Advanced SQL
Aggregate Functions
Aggregation in SQL are a standard and very useful extension of FOL.
Aggregate (column) functions are introduced to:
- Count the number of tuples in a relation;
- Sum values of a numeric attribute over a relation; and
- Find minimum or maximum values of a numeric attribute over a relation.
They can apply to groups of tuples that have equal values for selected attributes.
The SQL COUNT()
, AVG()
and SUM()
Functions are super useful.
However, be super careful, you probably need to do a GROUP BY
afterwards.
The general syntax is the following:
SELECT column_name(s)
FROM table_name
WHERE condition
GROUP BY column_name(s)
HAVING condition
ORDER BY column_name(s)
LIMIT X HAVING X;
More covered below.
Group By
Order of operations:
- Run
<FROM-WHERE>
- Run
GROUP BY
to partition the results of<FROM-WHERE>
- On on each of these partitioned groups, apply the aggregate functions.
- For each group, add a tuple with the grouping attribute values and the results of the aggregate functions to the result.
https://www.w3schools.com/sql/sql_groupby.asp
SELECT COUNT(CustomerID), Country
FROM Customers
GROUP BY Country;
COUNT(CustomerID) | Country |
---|---|
3 | Argentina |
2 | Austria |
2 | Belgium |
9 | Brazil |
3 | Canada |
2 | Denmark |
2 | Finland |
Without group by, you would have this
SELECT COUNT(CustomerID), Country
FROM Customers
COUNT(CustomerID) | Country |
---|---|
91 | Germany |
So it seems to just give a country?
Danger
When you use aggregate functions like
COUNT()
,SUM()
,AVG()
, etc., along with other columns that are not part of the aggregate function, you need to use theGROUP BY
clause.
Here’s an example where GROUP BY
doesn’t work:
- For each author, a count of the number of article pages.
select author, sum(endpage-startpage+1) as pcnt \
from wrote, article \
where publication = pubid \
group by author
AUTHOR PCNT
----------- -----------
1 12
1 record(s) selected.
Not quite correct: Author 2 should be reported as having 0 pages.
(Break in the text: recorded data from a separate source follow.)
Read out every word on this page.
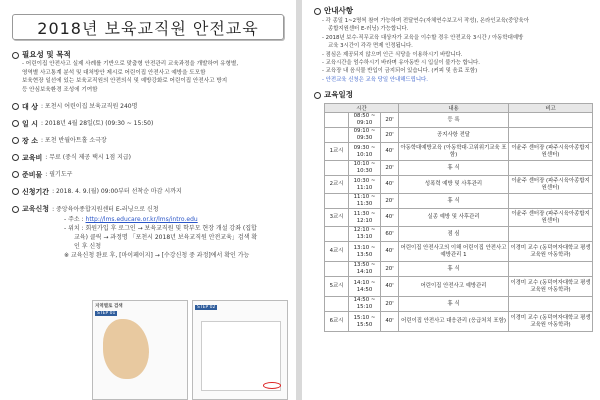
2018년 보육교직원 안전교육
필요성 및 목적
- 어린이집 안전사고 실제 사례를 기반으로 맞춤형 안전관리 교육과정을 개발하여 유형별,
영역별 사고통계 분석 및 대처방안 제시로 어린이집 안전사고 예방을 도모함
보육현장 일선에 있는 보육교직원의 안전의식 및 예방강화로 어린이집 안전사고 방지
등 안심보육환경 조성에 기여함
대 상 : 포천시 어린이집 보육교직원 240명
일 시 : 2018년 4월 28일(토) (09:30 ~ 15:50)
장 소 : 포천 반월아트홀 소극장
교육비 : 무료 (중식 제공 택시 1점 지급)
준비물 : 필기도구
신청기간 : 2018. 4. 9.(월) 09:00부터 선착순 마감 시까지
교육신청 : 중앙육아종합지원센터 E-러닝으로 신청
- 주소 : http://lms.educare.or.kr/lms/intro.edu
- 위치 : 회원가입 후 로그인 → 보육교직원 및 학부모 현장 개설 강좌 (집합
교육) 클릭 → 과정명 「포천시 2018년 보육교직원 안전교육」검색 확
인 후 신청
※ 교육신청 완료 후, [마이페이지] → [수강신청 중 과정]에서 확인 가능
지역별로 검색
STEP 01
STEP 02
안내사항
- 각 종일 1~2명씩 참여 가능하며 전달연수(자체연수보고서 작성), 온라인교육(중앙육아
종합지원센터 E-러닝) 가능합니다.
- 2018년 보수·직무교육 대상자가 교육을 이수할 경우 안전교육 3시간 / 아동학대예방
교육 3시간이 각각 면제 인정됩니다.
- 점심은 제공되지 않으며 인근 식당을 이용하시기 바랍니다.
- 교육시간을 엄수하시기 바라며 유아동반 시 입실이 불가능 합니다.
- 교육장 내 음식물 반입이 금지되어 있습니다. (커피 및 음료 포함)
- 안전교육 신청은 교육 당일 안내해드립니다.
교육일정
시간			내용	비고
	08:50 ~ 09:10	20'	등 록	
	09:10 ~ 09:30	20'	공지사항 전달	
1교시	09:30 ~ 10:10	40'	아동학대예방교육 (아동학대·고위위기교육 포함)	이윤주 센터장 (파주시육아종합지원센터)
	10:10 ~ 10:30	20'	휴 식	
2교시	10:30 ~ 11:10	40'	성폭력 예방 및 사후관리	이윤주 센터장 (파주시육아종합지원센터)
	11:10 ~ 11:30	20'	휴 식	
3교시	11:30 ~ 12:10	40'	실종 예방 및 사후관리	이윤주 센터장 (파주시육아종합지원센터)
	12:10 ~ 13:10	60'	점 심	
4교시	13:10 ~ 13:50	40'	어린이집 안전사고의 이해 어린이집 안전사고 예방관리 1	이경미 교수 (동덕여자대학교 평생교육원 아동학과)
	13:50 ~ 14:10	20'	휴 식	
5교시	14:10 ~ 14:50	40'	어린이집 안전사고 예방관리	이경미 교수 (동덕여자대학교 평생교육원 아동학과)
	14:50 ~ 15:10	20'	휴 식	
6교시	15:10 ~ 15:50	40'	어린이집 안전사고 대응관리 (응급처치 포함)	이경미 교수 (동덕여자대학교 평생교육원 아동학과)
This is because of the way the cross join works, see SQL.
Having
https://www.w3schools.com/sql/sql_having.asp
The HAVING
clause was added to SQL because the WHERE
keyword cannot be used with aggregate functions.
SELECT column_name(s)
FROM table_name
WHERE condition
GROUP BY column_name(s)
HAVING condition
ORDER BY column_name(s)
LIMIT X HAVING X;
The following SQL statement lists the number of customers in each country. Only include countries with more than 5 customers:
SELECT COUNT(CustomerID), Country
FROM Customers
GROUP BY Country
HAVING COUNT(CustomerID) > 5;
All publications with more than one author.
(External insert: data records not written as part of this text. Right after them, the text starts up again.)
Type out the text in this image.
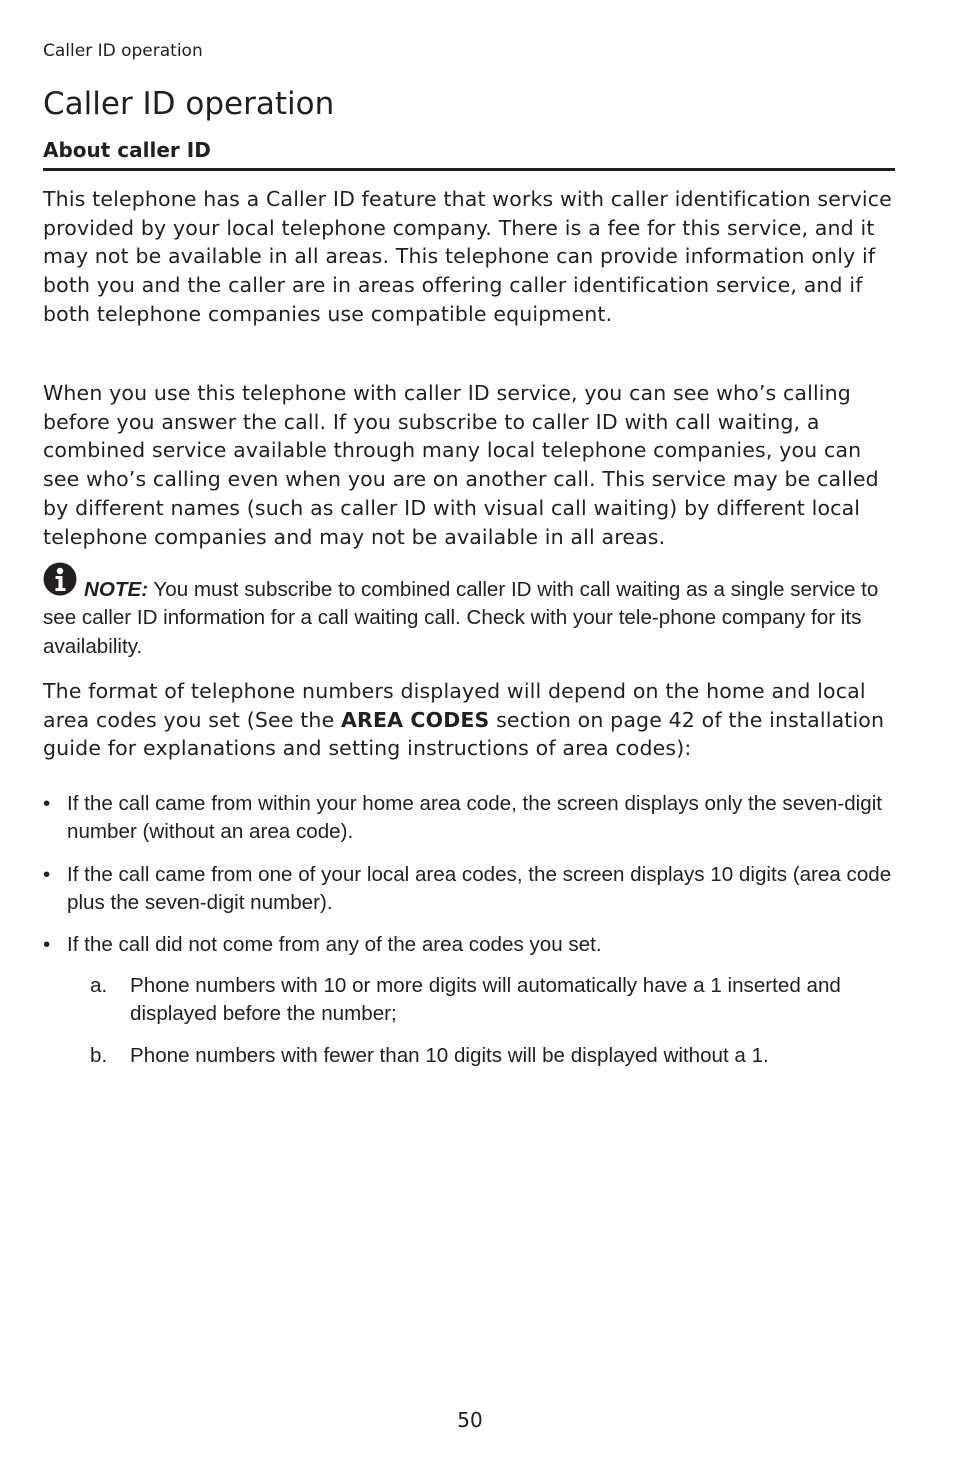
Caller ID operation
Caller ID operation
About caller ID

This telephone has a Caller ID feature that works with caller identification service provided by your local telephone company. There is a fee for this service, and it may not be available in all areas. This telephone can provide information only if both you and the caller are in areas offering caller identification service, and if both telephone companies use compatible equipment.

When you use this telephone with caller ID service, you can see who’s calling before you answer the call. If you subscribe to caller ID with call waiting, a combined service available through many local telephone companies, you can see who’s calling even when you are on another call. This service may be called by different names (such as caller ID with visual call waiting) by different local telephone companies and may not be available in all areas.

NOTE: You must subscribe to combined caller ID with call waiting as a single service to see caller ID information for a call waiting call. Check with your tele-phone company for its availability.

The format of telephone numbers displayed will depend on the home and local area codes you set (See the AREA CODES section on page 42 of the installation guide for explanations and setting instructions of area codes):

• If the call came from within your home area code, the screen displays only the seven-digit number (without an area code).
• If the call came from one of your local area codes, the screen displays 10 digits (area code plus the seven-digit number).
• If the call did not come from any of the area codes you set.
a. Phone numbers with 10 or more digits will automatically have a 1 inserted and displayed before the number;
b. Phone numbers with fewer than 10 digits will be displayed without a 1.
50
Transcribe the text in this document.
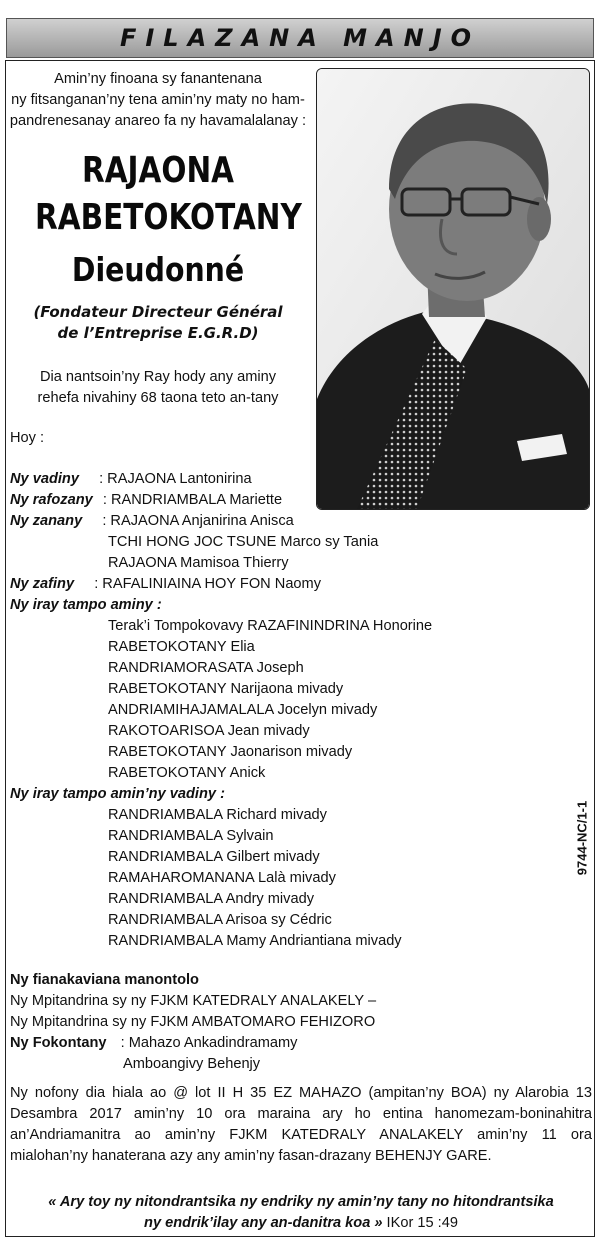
FILAZANA MANJO
Amin’ny finoana sy fanantenana
ny fitsanganan’ny tena amin’ny maty no ham-
pandrenesanay anareo fa ny havamalalanay :
RAJAONA
RABETOKOTANY
Dieudonné
(Fondateur Directeur Général
de l’Entreprise E.G.R.D)
Dia nantsoin’ny Ray hody any aminy
rehefa nivahiny 68 taona teto an-tany
Hoy :
Ny vadiny : RAJAONA Lantonirina
Ny rafozany : RANDRIAMBALA Mariette
Ny zanany : RAJAONA Anjanirina Anisca
TCHI HONG JOC TSUNE Marco sy Tania
RAJAONA Mamisoa Thierry
Ny zafiny : RAFALINIAINA HOY FON Naomy
Ny iray tampo aminy :
Terak’i Tompokovavy RAZAFININDRINA Honorine
RABETOKOTANY Elia
RANDRIAMORASATA Joseph
RABETOKOTANY Narijaona mivady
ANDRIAMIHAJAMALALA Jocelyn mivady
RAKOTOARISOA Jean mivady
RABETOKOTANY Jaonarison mivady
RABETOKOTANY Anick
Ny iray tampo amin’ny vadiny :
RANDRIAMBALA Richard mivady
RANDRIAMBALA Sylvain
RANDRIAMBALA Gilbert mivady
RAMAHAROMANANA Lalà mivady
RANDRIAMBALA Andry mivady
RANDRIAMBALA Arisoa sy Cédric
RANDRIAMBALA Mamy Andriantiana mivady
9744-NC/1-1
Ny fianakaviana manontolo
Ny Mpitandrina sy ny FJKM KATEDRALY ANALAKELY –
Ny Mpitandrina sy ny FJKM AMBATOMARO FEHIZORO
Ny Fokontany : Mahazo Ankadindramamy
Amboangivy Behenjy
Ny nofony dia hiala ao @ lot II H 35 EZ MAHAZO (ampitan’ny BOA) ny Alarobia 13 Desambra 2017 amin’ny 10 ora maraina ary ho entina hanomezam-boninahitra an’Andriamanitra ao amin’ny FJKM KATEDRALY ANALAKELY amin’ny 11 ora mialohan’ny hanaterana azy any amin’ny fasan-drazany BEHENJY GARE.
« Ary toy ny nitondrantsika ny endriky ny amin’ny tany no hitondrantsika
ny endrik’ilay any an-danitra koa » IKor 15 :49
select publication, count(author) as acnt \
from wrote \
group by publication \
having count(author) > 1
PUBLICATION ACNT
----------- -----------
2 2
1 record(s) selected.
SQL Order By
Syntax:
ORDER BY e1 [Dir1], . . . , ek [Dirk]
where `Diri is either ASC or DESC.
ASC
is the default
Warning
If you use
ORDER BY
, make sure that the column name is correct first. Ideally, you should rename it to prevent errors. Using the aggregate function name won’t work, because it will just be relabeled to a column number.
For example,
select author, MAX(publication) as maximum \
from wrote \
group by author \
order by maximum DESC
SELECT * FROM Customers
ORDER BY Country DESC;
You can also order by several columns
SELECT * FROM Customers
ORDER BY Country, CustomerName;
SQL Limit
The number of results of a query can be limited by appending a LIMIT
clause to a query. You can also use the OFFSET
keyword to skip the first e2
answers.
<query> LIMIT e1 [ OFFSET e2 ]
List at most the first two entries of a sorted list of authors by name.
SELECT DISTINCT * FROM author \
ORDER BY name \
LIMIT 2
List at most the next two entries following the second entry of a sorted list of authors by name.
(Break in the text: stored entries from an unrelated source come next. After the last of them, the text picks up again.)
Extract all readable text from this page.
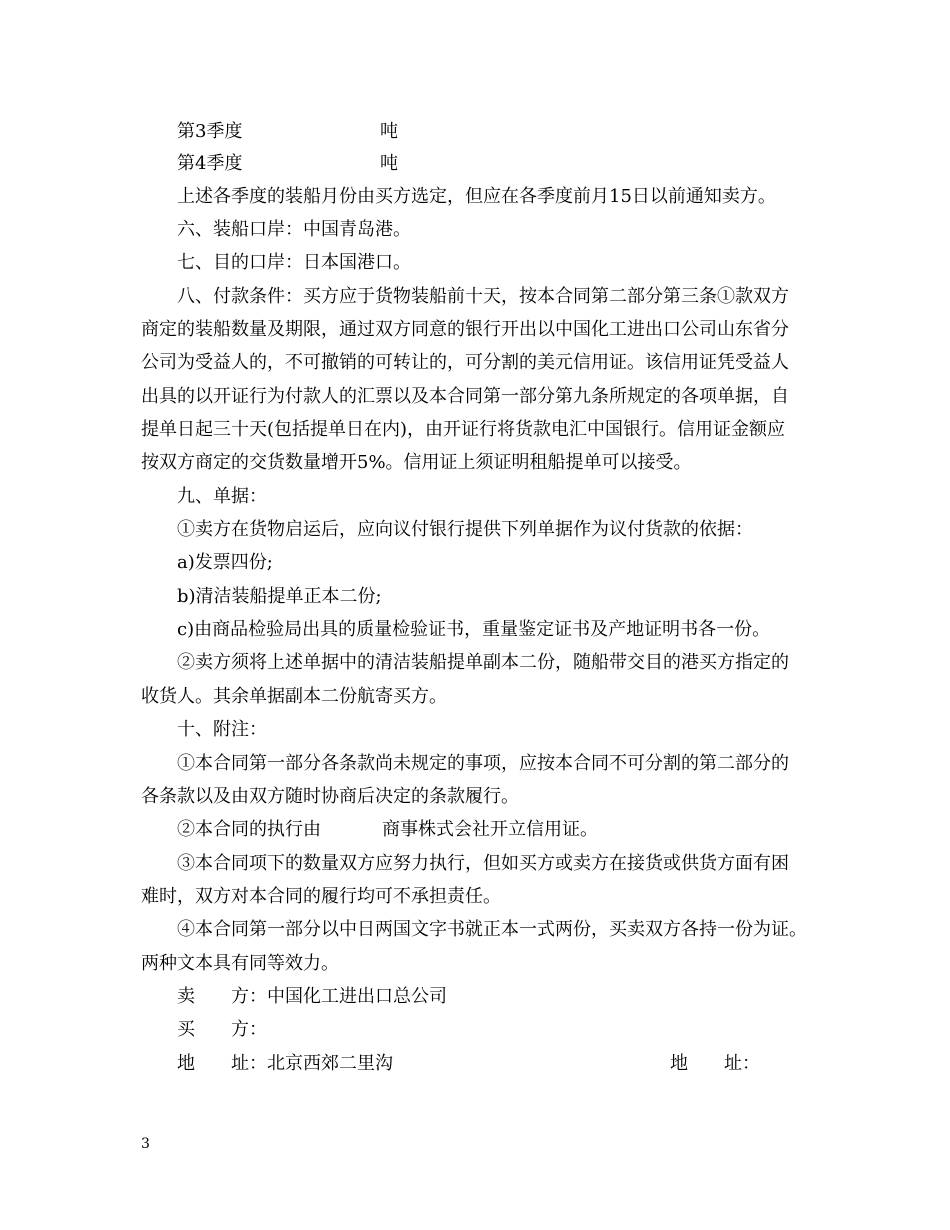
第3季度	吨
第4季度	吨
上述各季度的装船月份由买方选定，但应在各季度前月15日以前通知卖方。
六、装船口岸：中国青岛港。
七、目的口岸：日本国港口。
八、付款条件：买方应于货物装船前十天，按本合同第二部分第三条①款双方
商定的装船数量及期限，通过双方同意的银行开出以中国化工进出口公司山东省分
公司为受益人的，不可撤销的可转让的，可分割的美元信用证。该信用证凭受益人
出具的以开证行为付款人的汇票以及本合同第一部分第九条所规定的各项单据，自
提单日起三十天(包括提单日在内)，由开证行将货款电汇中国银行。信用证金额应
按双方商定的交货数量增开5%。信用证上须证明租船提单可以接受。
九、单据：
①卖方在货物启运后，应向议付银行提供下列单据作为议付货款的依据：
a)发票四份;
b)清洁装船提单正本二份;
c)由商品检验局出具的质量检验证书，重量鉴定证书及产地证明书各一份。
②卖方须将上述单据中的清洁装船提单副本二份，随船带交目的港买方指定的
收货人。其余单据副本二份航寄买方。
十、附注：
①本合同第一部分各条款尚未规定的事项，应按本合同不可分割的第二部分的
各条款以及由双方随时协商后决定的条款履行。
②本合同的执行由	商事株式会社开立信用证。
③本合同项下的数量双方应努力执行，但如买方或卖方在接货或供货方面有困
难时，双方对本合同的履行均可不承担责任。
④本合同第一部分以中日两国文字书就正本一式两份，买卖双方各持一份为证。
两种文本具有同等效力。
卖　　方：中国化工进出口总公司
买　　方：
地　　址：北京西郊二里沟	地　　址：
3
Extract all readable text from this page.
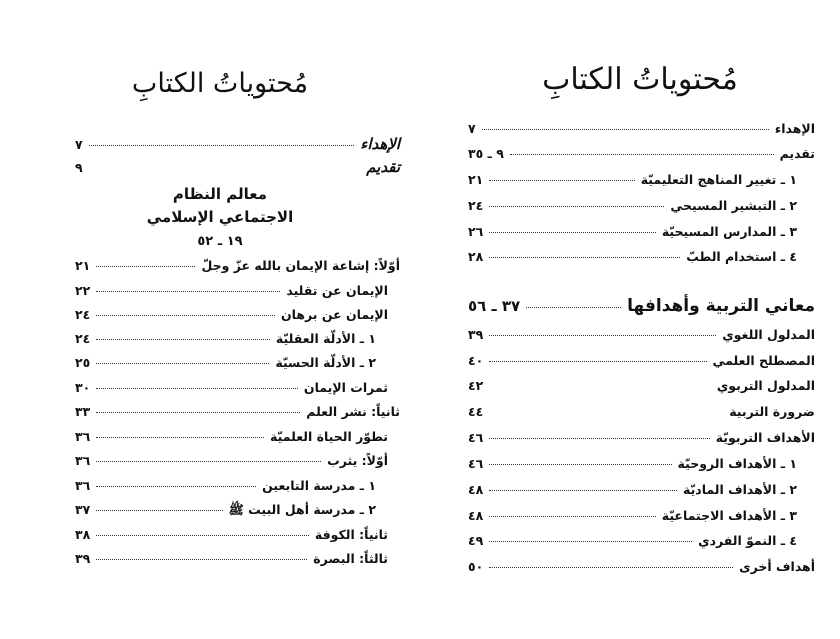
مُحتوياتُ الكتابِ
الإهداء
٧
تقديم
٩ ـ ٣٥
١ ـ تغيير المناهج التعليميّة
٢١
٢ ـ التبشير المسيحي
٢٤
٣ ـ المدارس المسيحيّة
٢٦
٤ ـ استخدام الطبّ
٢٨
معاني التربية وأهدافها
٣٧ ـ ٥٦
المدلول اللغوي
٣٩
المصطلح العلمي
٤٠
المدلول التربوي
٤٢
ضرورة التربية
٤٤
الأهداف التربويّة
٤٦
١ ـ الأهداف الروحيّة
٤٦
٢ ـ الأهداف الماديّة
٤٨
٣ ـ الأهداف الاجتماعيّة
٤٨
٤ ـ النموّ الفردي
٤٩
أهداف أخرى
٥٠
مُحتوياتُ الكتابِ
الإهداء
٧
تقديم
٩
معالم النظام
الاجتماعي الإسلامي
١٩ ـ ٥٢
أوّلاً: إشاعة الإيمان بالله عزّ وجلّ
٢١
الإيمان عن تقليد
٢٢
الإيمان عن برهان
٢٤
١ ـ الأدلّة العقليّة
٢٤
٢ ـ الأدلّة الحسيّة
٢٥
ثمرات الإيمان
٣٠
ثانياً: نشر العلم
٣٣
تطوّر الحياة العلميّة
٣٦
أوّلاً: يثرب
٣٦
١ ـ مدرسة التابعين
٣٦
٢ ـ مدرسة أهل البيت ﷺ
٣٧
ثانياً: الكوفة
٣٨
ثالثاً: البصرة
٣٩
SELECT DISTINCT * FROM author \
ORDER BY name \
LIMIT 2 OFFSET 2
SQL Join
See SQL Joins.
Extension of syntax for the FROM
clause:
FROM T1 <j-type> JOIN T2 ON <cond>
- where
<j-type>
is one ofFULL
,LEFT
,RIGHT
, orINNER
Example
select aid, publication \
from author left join wrote on aid=author
Counting with outer join: Author ids and a count of the number of publications for each.
select aid, count(publication) as pcnt \
from author left join wrote on aid = author \
group by aid
SQL Multisets
The Answers to SELECT blocks are actually multisets of tuples (remember, this is how we can apply aggregate functions). Therefore, we can actually apply multiset operations on them.
- Multiset union:
UNION ALL
.- behaves like “∨” in range restricted RC with multiset semantics
- Multiset difference:
EXCEPT ALL
.- behaves like “∧¬” in range restricted RC with multiset semantics
- Multiset intersection:
INTERSECT ALL
.- maximum number of tuples common to and
- rarely used